Spotkanie stworzyło okazję do wzajemnego poznania młodych uczestników konkursu plastycznego organizowanego swego czasu przez Bibliotekę z ich jurorem.
Pani Ewa na spotkanie przywiozła wersję mini warsztatu artysty malarza. O sobie powiedziała dzieciom niewiele, więcej uwagi natomiast poświęciła swej pracy. Opowiedziała dzieciom o sztuce w pojęciu ogólnym, w szczegółach zaś rozwinęła tematykę sztuki malarskiej, opowieść swą uzupełniając odpowiednimi rekwizytami. Zaprezentowała więc im różne rodzaje farb malarskich i właściwych do ich używania pędzli. Młodzi zobaczyli też jak wygląda fachowo przygotowany blejtram oraz paleta malarska po skończonej pracy. Poznali, co to jest sztaluga i jak wyglądają różne akcesoria do grafiki. Mogli też powąchać, jak intensywny mają zapach różnego rodzaju kleje i rozpuszczalniki, jak np. terpentyna.

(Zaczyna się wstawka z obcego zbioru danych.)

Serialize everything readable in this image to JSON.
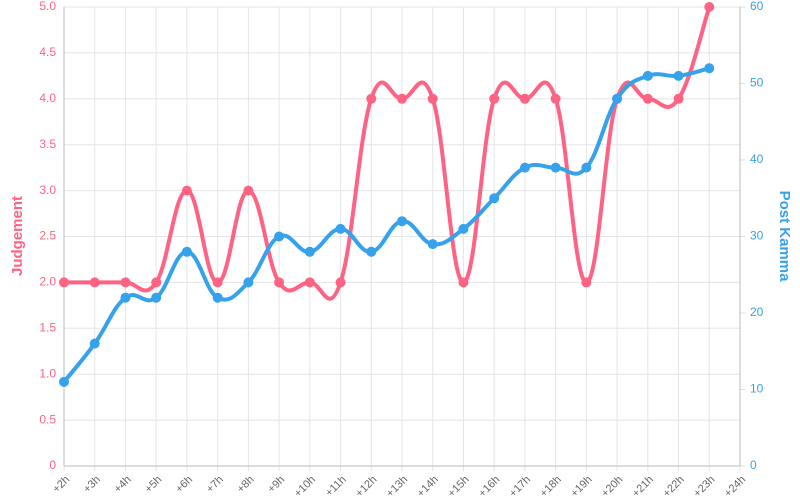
{
  "chart_data": {
    "type": "line",
    "categories": [
      "+2h",
      "+3h",
      "+4h",
      "+5h",
      "+6h",
      "+7h",
      "+8h",
      "+9h",
      "+10h",
      "+11h",
      "+12h",
      "+13h",
      "+14h",
      "+15h",
      "+16h",
      "+17h",
      "+18h",
      "+19h",
      "+20h",
      "+21h",
      "+22h",
      "+23h",
      "+24h"
    ],
    "series": [
      {
        "name": "Judgement",
        "color": "#ff6384",
        "values": [
          2,
          2,
          2,
          2,
          3,
          2,
          3,
          2,
          2,
          2,
          4,
          4,
          4,
          2,
          4,
          4,
          4,
          2,
          4,
          4,
          4,
          5,
          null
        ]
      },
      {
        "name": "Post Kamma",
        "color": "#36a2eb",
        "axis": "y2",
        "values": [
          11,
          16,
          22,
          22,
          28,
          22,
          24,
          30,
          28,
          31,
          28,
          32,
          29,
          31,
          35,
          39,
          39,
          39,
          48,
          51,
          51,
          52,
          null
        ]
      }
    ],
    "ylim": [
      0,
      5
    ],
    "yticks": [
      0,
      0.5,
      {
        "value": 1,
        "label": "1.0"
      },
      1.5,
      {
        "value": 2,
        "label": "2.0"
      },
      2.5,
      {
        "value": 3,
        "label": "3.0"
      },
      3.5,
      {
        "value": 4,
        "label": "4.0"
      },
      4.5,
      {
        "value": 5,
        "label": "5.0"
      }
    ],
    "y2lim": [
      0,
      60
    ],
    "y2ticks": [
      0,
      10,
      20,
      30,
      40,
      50,
      60
    ],
    "grid": true
  }
}
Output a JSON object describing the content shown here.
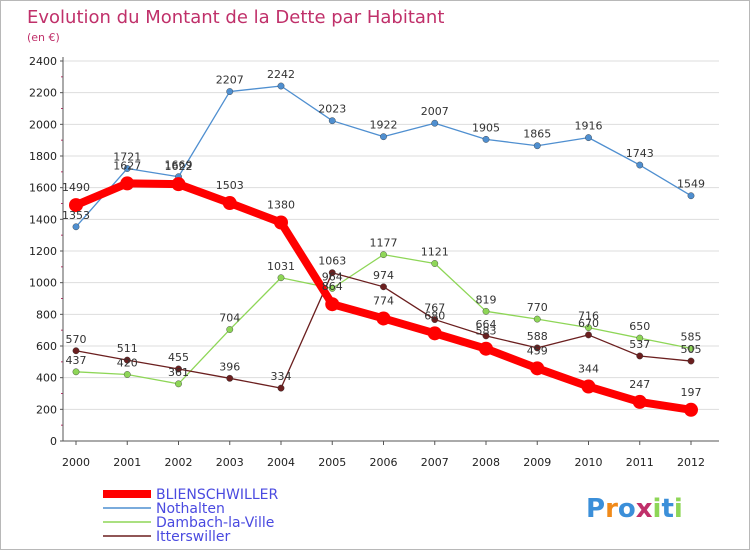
{
  "chart_data": {
    "type": "line",
    "title": "Evolution du Montant de la Dette par Habitant",
    "subtitle": "(en €)",
    "xlabel": "",
    "ylabel": "",
    "x": [
      "2000",
      "2001",
      "2002",
      "2003",
      "2004",
      "2005",
      "2006",
      "2007",
      "2008",
      "2009",
      "2010",
      "2011",
      "2012"
    ],
    "ylim": [
      0,
      2400
    ],
    "yticks": [
      "0",
      "200",
      "400",
      "600",
      "800",
      "1000",
      "1200",
      "1400",
      "1600",
      "1800",
      "2000",
      "2200",
      "2400"
    ],
    "grid": "horizontal",
    "legend_position": "bottom-left",
    "series": [
      {
        "name": "Nothalten",
        "color": "#4f8fd0",
        "values": [
          1353,
          1721,
          1669,
          2207,
          2242,
          2023,
          1922,
          2007,
          1905,
          1865,
          1916,
          1743,
          1549
        ]
      },
      {
        "name": "Dambach-la-Ville",
        "color": "#8ed657",
        "values": [
          437,
          420,
          361,
          704,
          1031,
          964,
          1177,
          1121,
          819,
          770,
          716,
          650,
          585
        ]
      },
      {
        "name": "Itterswiller",
        "color": "#6b1f1f",
        "values": [
          570,
          511,
          455,
          396,
          334,
          1063,
          974,
          767,
          664,
          588,
          670,
          537,
          505
        ]
      },
      {
        "name": "BLIENSCHWILLER",
        "color": "#ff0000",
        "values": [
          1490,
          1627,
          1622,
          1503,
          1380,
          864,
          774,
          680,
          583,
          459,
          344,
          247,
          197
        ]
      }
    ],
    "legend": [
      {
        "name": "BLIENSCHWILLER",
        "color": "#ff0000"
      },
      {
        "name": "Nothalten",
        "color": "#4f8fd0"
      },
      {
        "name": "Dambach-la-Ville",
        "color": "#8ed657"
      },
      {
        "name": "Itterswiller",
        "color": "#6b1f1f"
      }
    ]
  },
  "logo": {
    "text": "Proxiti"
  }
}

Po zapoznaniu z fachowym warsztatem malarskim Pani Ewa krótko wyjaśniła dzieciom, czym są światłocień i perspektywa, oraz jak istotną rolę pełnią one w malarstwie. Z przygotowanych wcześniej form ustawiona została kompozycja w celu wykonania szkicu. Następnie każdy uczestnik spotkania został wyposażony w arkusz szarego papieru, węgiel i kredę i rozpoczęła się praca twórcza. Pani Ewa czuwała, aby dzieci jak najpełniej w tej pracy wykorzystały nowo nabytą wiedzę. Na zakończenie wszystkie prace zostały starannie utrwalone fiksatywą. A efekty pracy młodzieży można było podziwiać w szkole, były też one eksponowane w bibliotece.
Atmosfera spotkania, poza tym, że twórcza, była również niezwykle ciepła i sympatyczna.
Pani Ewa pochodzi z Łodzi. Ukończyła studia w PWSSP w Łodzi i na Uniwersytecie Łódzkim, otrzymując dyplom z zakresu historii kultury. Koleje losu zaprowadziły ją aż do Danii, gdzie od początku lat 80- tych mieszkała i tworzyła. W 2002 roku osiedliła się w Smardzewie. Tu nadal, jednocześnie zmagając się z rozlicznymi remontami nowo nabytego domostwa, kontynuowała pracę artystyczną. Namalowała kilka wystaw. Trzykrotnie odbyły się wernisaże w Muzeum Etnograficznym w Ochli. Również tam znajduje się kolekcja jej prac poświęconych mitologii słowiańskiej.